La jeunesse d’un saint

L’on pourrait se pencher sur beaucoup de caractéristiques des saints or dans l’infinie variété de ceux que l’Église nous présente il y a plusieurs traits communs incontournables pour tous. Le trait sur lequel j’aimerais insister est la jeunesse, l’esprit jeune.

L’on pourrait se pencher sur beaucoup de caractéristiques des saints or dans l’infinie variété de ceux que l’Église nous présente il y a plusieurs traits communs incontournables pour tous. Le trait sur lequel j’aimerais insister est la jeunesse, l’esprit jeune.

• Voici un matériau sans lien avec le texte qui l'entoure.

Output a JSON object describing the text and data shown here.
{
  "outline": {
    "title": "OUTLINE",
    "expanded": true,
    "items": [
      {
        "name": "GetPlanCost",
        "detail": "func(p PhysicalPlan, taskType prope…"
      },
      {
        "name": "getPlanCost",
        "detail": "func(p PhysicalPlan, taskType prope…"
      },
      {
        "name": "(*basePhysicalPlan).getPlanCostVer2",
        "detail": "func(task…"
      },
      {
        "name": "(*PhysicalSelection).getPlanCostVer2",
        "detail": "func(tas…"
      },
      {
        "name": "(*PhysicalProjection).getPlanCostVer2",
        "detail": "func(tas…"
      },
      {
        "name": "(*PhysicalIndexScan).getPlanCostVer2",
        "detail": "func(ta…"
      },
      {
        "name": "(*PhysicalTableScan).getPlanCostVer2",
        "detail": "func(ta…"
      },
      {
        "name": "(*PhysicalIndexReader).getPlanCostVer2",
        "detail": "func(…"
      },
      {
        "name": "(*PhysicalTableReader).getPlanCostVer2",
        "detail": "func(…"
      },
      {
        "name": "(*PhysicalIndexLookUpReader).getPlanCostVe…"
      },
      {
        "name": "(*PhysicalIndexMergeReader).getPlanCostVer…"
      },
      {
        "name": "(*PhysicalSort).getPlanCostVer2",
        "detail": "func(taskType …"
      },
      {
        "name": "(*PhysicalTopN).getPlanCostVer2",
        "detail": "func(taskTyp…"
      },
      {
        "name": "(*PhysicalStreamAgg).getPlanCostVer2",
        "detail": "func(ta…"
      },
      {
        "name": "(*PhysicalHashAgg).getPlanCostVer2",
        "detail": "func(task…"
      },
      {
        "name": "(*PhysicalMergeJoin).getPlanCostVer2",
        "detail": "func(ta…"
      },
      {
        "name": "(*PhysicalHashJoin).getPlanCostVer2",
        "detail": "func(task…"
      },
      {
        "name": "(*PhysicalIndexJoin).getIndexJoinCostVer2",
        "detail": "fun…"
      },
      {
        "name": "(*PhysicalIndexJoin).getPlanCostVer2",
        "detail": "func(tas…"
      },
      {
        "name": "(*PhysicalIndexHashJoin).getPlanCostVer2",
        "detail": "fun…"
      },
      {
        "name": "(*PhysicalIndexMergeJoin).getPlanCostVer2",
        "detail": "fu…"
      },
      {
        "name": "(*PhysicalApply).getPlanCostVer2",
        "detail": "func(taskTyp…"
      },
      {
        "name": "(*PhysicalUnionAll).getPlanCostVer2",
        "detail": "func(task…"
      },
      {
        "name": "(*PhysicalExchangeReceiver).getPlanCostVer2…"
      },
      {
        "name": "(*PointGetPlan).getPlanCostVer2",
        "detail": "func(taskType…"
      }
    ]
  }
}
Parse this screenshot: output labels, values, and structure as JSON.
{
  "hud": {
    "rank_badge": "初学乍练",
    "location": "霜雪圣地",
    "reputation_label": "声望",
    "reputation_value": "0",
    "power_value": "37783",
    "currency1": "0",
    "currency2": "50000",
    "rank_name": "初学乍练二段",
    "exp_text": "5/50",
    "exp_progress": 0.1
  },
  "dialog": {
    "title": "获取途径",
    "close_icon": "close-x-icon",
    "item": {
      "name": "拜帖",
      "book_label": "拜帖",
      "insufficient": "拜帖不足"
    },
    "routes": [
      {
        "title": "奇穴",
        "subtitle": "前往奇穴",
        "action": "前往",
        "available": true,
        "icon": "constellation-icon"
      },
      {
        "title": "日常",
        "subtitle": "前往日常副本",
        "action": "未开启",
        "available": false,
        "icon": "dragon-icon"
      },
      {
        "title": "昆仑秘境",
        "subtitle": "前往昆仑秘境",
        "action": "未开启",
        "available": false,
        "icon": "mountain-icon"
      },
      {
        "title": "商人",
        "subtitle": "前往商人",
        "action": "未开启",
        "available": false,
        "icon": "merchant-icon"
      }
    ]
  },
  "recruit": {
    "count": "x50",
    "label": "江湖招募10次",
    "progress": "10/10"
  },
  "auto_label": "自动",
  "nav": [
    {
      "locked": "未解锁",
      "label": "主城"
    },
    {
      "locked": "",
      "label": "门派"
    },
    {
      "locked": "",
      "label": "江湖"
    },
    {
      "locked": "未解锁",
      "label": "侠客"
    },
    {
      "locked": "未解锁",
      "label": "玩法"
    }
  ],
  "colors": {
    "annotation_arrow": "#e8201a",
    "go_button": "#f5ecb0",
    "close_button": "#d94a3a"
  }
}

Hormis les traits communs propres à tous les saints dans la variété presque infinie de ceux l’Église nous fait connaître, il y a toujours des traits spécifiques à chacun d’entre eux. C’est leur jeunesse qui m’interpelle aujourd’hui. L’esprit jeune qui va au-delà des années accumulées, est une attitude face à la vie et à la mort rayonnante de fraîcheur et de gaieté. Tous les saints, même ceux qui ont atteint le plus grand âge, ont eu cet esprit-là plus ou moins accentué chez les uns que chez les autres. Le secret de cette attitude jeune tient à leur relation avec Dieu, dont ils tirent la confiance, « la désinvolture », l’assurance et l’optimisme parce qu’ils se savent en de bonnes mains, toujours protégés, toujours aimés, toujours gâtés. Dans cette relation avec Dieu, le saint découvre surtout, et fait découvrir aux autres, que Dieu est Père. Le Christ nous l’a expressément enseigné, il en parle très souvent et de façon très claire lorsqu’il répond à ceux qui lui demandent de leur apprendre à prier : « Vous prierez donc ainsi : « Notre Père qui es aux Cieux…1»

Un bon fils, petit ou adulte, a très facilement cette attitude confiante vis-à-vis de son Père qui le remplit d’assurance, qui le conduit à l’abandon et à l’insouciance, puisqu’il sait que son père l’aime et va l’aider de toutes ses forces, en toute circonstance, aussi dramatique soit-elle.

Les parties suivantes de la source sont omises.